This is a thread for reporting your experiences with masterthecube.com. I wasn't asking why it was delayed, I was simply sharing my experience. And I don't care why its delayed, I'll just order from a different site that doesn't get backed up because its being run by one guy.

So as for my "problem", I have none, but maybe you shouldn't go telling people off without thinking first.


----------



## JLarsen (Oct 27, 2008)

Well I personally love the man because he forgot to send my diy, and to repay me, he gave me a completely free es 4x4 with it, which means he lost money on me, to keep my business. You be the judge.


----------



## eragg0 (Oct 28, 2008)

ok. i understand that he is busy but is over month with no reply is too much or do i need to wait more?


----------



## fcwy1 (Oct 28, 2008)

Ask for compensation. maybe a free keychain because you waited so long.
just keep on PM him until he reply.


----------



## cookingfat (Nov 4, 2008)

ok, update on my situation. 

Today I emailed Tucker and asked for a refund, he replied shortly after and confirmed he will process my refund later today. I feel a bit better now. (it's been over 6 weeks)

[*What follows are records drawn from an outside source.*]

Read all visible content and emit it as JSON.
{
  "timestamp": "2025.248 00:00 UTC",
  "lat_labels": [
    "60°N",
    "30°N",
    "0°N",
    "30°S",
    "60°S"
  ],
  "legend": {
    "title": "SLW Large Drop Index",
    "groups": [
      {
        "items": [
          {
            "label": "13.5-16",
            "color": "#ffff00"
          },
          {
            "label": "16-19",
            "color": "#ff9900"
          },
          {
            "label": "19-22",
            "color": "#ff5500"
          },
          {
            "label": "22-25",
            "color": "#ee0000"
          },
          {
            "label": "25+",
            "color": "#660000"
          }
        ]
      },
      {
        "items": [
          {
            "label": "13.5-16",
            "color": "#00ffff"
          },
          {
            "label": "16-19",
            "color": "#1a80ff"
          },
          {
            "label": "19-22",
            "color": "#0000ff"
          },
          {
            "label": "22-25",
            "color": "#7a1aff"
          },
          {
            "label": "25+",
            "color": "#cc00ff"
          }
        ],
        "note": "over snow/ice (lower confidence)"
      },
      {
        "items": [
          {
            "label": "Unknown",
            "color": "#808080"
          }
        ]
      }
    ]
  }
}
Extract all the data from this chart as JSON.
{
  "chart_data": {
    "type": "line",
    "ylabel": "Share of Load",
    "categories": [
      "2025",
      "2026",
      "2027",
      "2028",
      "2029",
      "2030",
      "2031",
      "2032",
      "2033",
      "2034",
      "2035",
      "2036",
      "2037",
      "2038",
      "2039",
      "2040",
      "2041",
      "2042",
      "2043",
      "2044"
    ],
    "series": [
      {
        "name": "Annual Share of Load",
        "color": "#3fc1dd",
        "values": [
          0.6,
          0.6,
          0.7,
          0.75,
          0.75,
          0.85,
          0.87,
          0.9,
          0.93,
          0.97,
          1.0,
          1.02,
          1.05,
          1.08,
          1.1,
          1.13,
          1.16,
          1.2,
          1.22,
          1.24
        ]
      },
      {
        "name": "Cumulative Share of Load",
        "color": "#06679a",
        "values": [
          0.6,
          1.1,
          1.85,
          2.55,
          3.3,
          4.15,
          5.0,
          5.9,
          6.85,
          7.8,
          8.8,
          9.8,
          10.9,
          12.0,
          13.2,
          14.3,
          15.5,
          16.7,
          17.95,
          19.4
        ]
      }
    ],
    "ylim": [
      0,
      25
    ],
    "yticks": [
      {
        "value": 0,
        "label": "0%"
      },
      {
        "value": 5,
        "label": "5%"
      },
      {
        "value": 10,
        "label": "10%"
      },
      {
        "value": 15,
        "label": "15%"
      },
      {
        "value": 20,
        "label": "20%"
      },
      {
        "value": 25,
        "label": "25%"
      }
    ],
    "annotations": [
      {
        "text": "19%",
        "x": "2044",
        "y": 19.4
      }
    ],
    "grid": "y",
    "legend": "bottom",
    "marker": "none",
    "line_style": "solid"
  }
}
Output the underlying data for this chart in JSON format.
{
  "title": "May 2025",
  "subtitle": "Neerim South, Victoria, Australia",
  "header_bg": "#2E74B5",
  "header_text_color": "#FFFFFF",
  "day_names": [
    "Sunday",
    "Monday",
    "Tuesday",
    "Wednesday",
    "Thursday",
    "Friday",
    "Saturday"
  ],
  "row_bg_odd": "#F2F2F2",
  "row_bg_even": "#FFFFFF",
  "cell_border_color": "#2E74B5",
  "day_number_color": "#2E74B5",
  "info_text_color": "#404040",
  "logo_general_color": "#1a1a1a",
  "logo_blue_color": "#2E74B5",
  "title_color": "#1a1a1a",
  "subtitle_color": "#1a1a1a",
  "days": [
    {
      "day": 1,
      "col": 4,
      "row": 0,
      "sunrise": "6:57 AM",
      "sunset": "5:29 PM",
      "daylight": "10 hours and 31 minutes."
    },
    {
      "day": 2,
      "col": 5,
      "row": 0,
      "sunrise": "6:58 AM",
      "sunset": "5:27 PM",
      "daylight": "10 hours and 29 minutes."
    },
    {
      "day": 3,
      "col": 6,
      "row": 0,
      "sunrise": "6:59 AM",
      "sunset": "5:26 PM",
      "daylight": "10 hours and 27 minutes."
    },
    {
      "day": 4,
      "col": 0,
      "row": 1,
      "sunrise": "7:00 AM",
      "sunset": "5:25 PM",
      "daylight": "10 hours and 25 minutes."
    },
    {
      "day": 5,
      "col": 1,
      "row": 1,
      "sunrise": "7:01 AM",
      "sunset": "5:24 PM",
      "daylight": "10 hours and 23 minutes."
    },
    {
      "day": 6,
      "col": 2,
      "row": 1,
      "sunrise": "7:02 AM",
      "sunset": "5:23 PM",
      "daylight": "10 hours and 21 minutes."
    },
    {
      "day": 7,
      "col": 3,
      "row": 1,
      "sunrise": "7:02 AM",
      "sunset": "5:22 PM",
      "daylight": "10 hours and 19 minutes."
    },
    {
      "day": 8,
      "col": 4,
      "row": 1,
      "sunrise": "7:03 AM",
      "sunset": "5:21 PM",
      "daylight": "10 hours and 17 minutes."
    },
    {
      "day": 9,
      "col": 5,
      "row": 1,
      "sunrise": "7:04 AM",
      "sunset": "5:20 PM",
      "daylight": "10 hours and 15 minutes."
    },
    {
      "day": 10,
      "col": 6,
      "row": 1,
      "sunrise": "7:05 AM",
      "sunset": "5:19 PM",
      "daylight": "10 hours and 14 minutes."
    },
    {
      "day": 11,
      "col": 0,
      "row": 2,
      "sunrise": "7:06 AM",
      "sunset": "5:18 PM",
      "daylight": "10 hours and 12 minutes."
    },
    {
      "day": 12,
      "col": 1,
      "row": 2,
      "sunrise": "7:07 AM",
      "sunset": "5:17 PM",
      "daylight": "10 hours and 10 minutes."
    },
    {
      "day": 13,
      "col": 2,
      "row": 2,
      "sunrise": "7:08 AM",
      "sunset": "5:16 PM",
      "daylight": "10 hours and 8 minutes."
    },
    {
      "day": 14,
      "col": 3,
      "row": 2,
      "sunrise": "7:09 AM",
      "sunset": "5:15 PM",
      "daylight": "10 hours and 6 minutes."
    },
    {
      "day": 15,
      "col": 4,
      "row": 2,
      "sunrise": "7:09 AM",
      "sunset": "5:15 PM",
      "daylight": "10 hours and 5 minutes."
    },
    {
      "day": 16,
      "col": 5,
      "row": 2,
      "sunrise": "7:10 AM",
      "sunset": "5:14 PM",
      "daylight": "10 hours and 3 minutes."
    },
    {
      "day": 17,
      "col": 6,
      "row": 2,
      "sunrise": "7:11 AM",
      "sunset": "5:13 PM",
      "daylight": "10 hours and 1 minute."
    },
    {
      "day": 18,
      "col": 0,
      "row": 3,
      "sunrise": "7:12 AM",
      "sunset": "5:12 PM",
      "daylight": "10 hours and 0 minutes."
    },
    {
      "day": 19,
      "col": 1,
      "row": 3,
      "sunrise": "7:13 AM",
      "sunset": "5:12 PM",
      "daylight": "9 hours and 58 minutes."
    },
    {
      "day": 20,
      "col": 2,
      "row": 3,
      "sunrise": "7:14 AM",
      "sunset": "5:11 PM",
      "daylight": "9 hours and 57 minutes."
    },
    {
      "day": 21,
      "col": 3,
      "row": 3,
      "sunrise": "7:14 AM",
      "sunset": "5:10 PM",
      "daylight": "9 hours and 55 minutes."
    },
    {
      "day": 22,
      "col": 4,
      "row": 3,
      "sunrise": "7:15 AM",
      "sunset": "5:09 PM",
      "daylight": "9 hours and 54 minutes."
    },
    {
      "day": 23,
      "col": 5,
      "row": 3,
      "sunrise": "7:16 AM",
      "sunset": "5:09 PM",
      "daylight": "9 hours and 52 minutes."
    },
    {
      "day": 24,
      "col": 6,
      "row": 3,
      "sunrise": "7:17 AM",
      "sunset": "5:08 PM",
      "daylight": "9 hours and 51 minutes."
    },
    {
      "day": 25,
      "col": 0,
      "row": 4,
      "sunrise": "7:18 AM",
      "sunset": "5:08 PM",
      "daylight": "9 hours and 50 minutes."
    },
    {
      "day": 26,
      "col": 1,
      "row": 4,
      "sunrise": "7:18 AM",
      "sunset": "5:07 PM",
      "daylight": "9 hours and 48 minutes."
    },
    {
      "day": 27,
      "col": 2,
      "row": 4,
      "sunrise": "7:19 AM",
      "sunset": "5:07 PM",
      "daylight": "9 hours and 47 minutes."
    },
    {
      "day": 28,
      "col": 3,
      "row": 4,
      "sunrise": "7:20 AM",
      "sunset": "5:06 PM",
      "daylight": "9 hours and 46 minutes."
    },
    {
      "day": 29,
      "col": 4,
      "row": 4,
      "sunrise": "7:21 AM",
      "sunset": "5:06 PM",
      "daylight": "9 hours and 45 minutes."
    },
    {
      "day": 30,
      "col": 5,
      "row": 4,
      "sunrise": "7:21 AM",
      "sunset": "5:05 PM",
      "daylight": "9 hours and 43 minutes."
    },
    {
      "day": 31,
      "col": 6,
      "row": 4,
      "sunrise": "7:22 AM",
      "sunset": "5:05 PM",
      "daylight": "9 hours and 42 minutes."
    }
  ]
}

Now to find an Eastsheen set............


----------



## carpainter69 (Nov 4, 2008)

I've ordered from him twice now. The first time I ordered the ES set and it took about a week for him to process it and it to get to me. The second time was a white DIY and it took about 3 days to get from the time I ordered. Tucker always responded to my e-mail questions and was generally very helpful. I will definitely buy from him again.


----------



## Lotsofsloths (Nov 4, 2008)

I have Tucker's cell number, if you ever need me to give him a hollar, just PM me xD

And NO. I will NOT give out his number.
...Ethan.


I am actually a moderator on his forums, masterthecube.com/forums
And he sent me a free type A just for being there as a mod 
Tucker is a very cool guy.


----------



## cookingfat (Nov 4, 2008)

I'm sure he really is a nice guy, it's just a shame that it's been over 6 weeks and no cubes and no replys. Therefore I've decided to cut my losses and try for a refund which he is sorting out now. 

Anyone know of a place for a deal on some ES cubes?


----------



## PCwizCube (Nov 4, 2008)

cookingfat said:


> I'm sure he really is a nice guy, it's just a shame that it's been over 6 weeks and no cubes and no replys. Therefore I've decided to cut my losses and try for a refund which he is sorting out now.
> 
> Anyone know of a place for a deal on some ES cubes?


You've never heard of huskyomega on Ebay? He has the best deals on Eastsheens I've ever seen, and his shipping is fast. Just recently he added white Eastsheens! 

If you want to just buy Eastsheens, I would highly recommend buying from him.


----------



## cookingfat (Nov 4, 2008)

Rubik's Cube Fan said:


> cookingfat said:
> 
> 
> > I'm sure he really is a nice guy, it's just a shame that it's been over 6 weeks and no cubes and no replys. Therefore I've decided to cut my losses and try for a refund which he is sorting out now.
> ...



wow, those are some good deals and lots of combinations of sets. I think I will order here. 

I don't know whether to get black or white cubes now.


----------



## Unknown.soul (Nov 4, 2008)

Don't get the ones with 3x3s if you want black, they're Famwealth cubes (they don't have springs in them = worse than storeboughts)


----------



## waffle=ijm (Nov 7, 2008)

update.

package came in. he included a small gift as an apology for the delay.


----------